If, for example, the debtor is permanently insolvent and has filed for bankruptcy, it will be difficult to fully recover the amount owed. Some providers have implemented further measures to identify problematic cases at an early stage. As already mentioned, it can be monitored whether the debtor makes his installment payments regularly. If he does not pay for several months in a row, the provider cancels the loan and arranges for the repayment of the outstanding amount. So you don’t get any interest on the outstanding amount, but you don’t lose the invested capital. However, these extreme cases are the exception and increasingly occur in loan projects that were classified as particularly risky. If you stick to borrowers who have been rated as reliable and have good collateral to offer, the chance of a default is very slim. Depending on the platform, the risks are divided into more or less fine gradations. In any case, you can see the risk involved in each individual loan application before you commit, and decide accordingly.
Private loans as an opportunity for borrowers
Whenever a bank is not a lender, it can be a good option to apply for a private loan. For example, what is rather uncommon at German banks are low-cost loans that you or someone else uses to make a wish come true. A simple example: Christmas is just around the corner and the children express costly wishes at the last minute, which cannot be funded spontaneously.

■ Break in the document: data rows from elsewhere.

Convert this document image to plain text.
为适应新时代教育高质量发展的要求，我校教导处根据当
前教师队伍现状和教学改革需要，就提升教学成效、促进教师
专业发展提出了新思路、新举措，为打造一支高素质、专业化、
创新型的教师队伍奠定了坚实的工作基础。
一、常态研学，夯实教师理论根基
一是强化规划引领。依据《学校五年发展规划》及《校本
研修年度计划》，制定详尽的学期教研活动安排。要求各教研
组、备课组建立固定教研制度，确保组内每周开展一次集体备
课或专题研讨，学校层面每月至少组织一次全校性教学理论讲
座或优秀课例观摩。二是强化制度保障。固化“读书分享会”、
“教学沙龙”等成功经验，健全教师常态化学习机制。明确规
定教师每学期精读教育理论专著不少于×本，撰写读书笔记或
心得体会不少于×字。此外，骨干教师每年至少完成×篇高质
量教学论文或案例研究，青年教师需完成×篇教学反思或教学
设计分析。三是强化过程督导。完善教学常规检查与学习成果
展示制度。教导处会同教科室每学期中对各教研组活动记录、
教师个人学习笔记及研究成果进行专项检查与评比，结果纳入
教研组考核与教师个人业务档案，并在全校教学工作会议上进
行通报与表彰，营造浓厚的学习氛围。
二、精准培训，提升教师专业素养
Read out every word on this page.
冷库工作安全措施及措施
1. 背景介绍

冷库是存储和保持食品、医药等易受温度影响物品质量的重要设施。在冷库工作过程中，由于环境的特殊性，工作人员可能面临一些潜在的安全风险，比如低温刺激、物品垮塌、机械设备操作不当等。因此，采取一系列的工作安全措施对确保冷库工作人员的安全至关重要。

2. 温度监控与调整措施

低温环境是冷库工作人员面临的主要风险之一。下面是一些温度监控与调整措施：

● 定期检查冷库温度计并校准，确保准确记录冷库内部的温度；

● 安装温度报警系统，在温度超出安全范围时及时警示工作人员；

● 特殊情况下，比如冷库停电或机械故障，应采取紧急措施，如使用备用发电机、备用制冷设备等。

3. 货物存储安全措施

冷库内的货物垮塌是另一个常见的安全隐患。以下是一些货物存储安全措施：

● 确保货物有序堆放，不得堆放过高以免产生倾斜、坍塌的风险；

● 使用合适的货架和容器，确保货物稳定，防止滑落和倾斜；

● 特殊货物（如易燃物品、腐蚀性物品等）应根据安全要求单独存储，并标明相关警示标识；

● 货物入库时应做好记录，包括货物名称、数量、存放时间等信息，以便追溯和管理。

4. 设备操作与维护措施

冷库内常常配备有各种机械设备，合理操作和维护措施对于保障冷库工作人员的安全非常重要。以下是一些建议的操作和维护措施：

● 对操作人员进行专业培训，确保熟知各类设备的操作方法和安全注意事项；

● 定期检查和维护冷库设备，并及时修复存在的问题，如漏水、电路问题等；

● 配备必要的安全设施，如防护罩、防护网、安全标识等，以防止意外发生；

Borrowing money from a friend at short notice is probably impossible before Christmas, since everyone has to buy gifts themselves. With a small loan that can be paid off in a short time, you could create the necessary financial freedom. But at the house bank this project is likely to be closed – with a payday loan, on the other hand, you have to deal with lenders who can understand the situation emotionally and are happy to help out.
With good creditworthiness and a suitable hedge like a car, the loan interest is tame. However, private loans are also good if the credit rating is poor, when most banks already refuse. Although credit intermediaries on the Internet check you closely in terms of finance and solvency, instead of rejecting it, you are usually only assigned a higher risk level. The private donors can then decide for themselves whether they want to take the opportunity. The credit platforms are also a good opportunity for self-employed and start-ups. Regardless of their credit rating, they often find it difficult to get a loan from a bank. On the other hand, online you can present your idea to a wide audience and reach more potential lenders.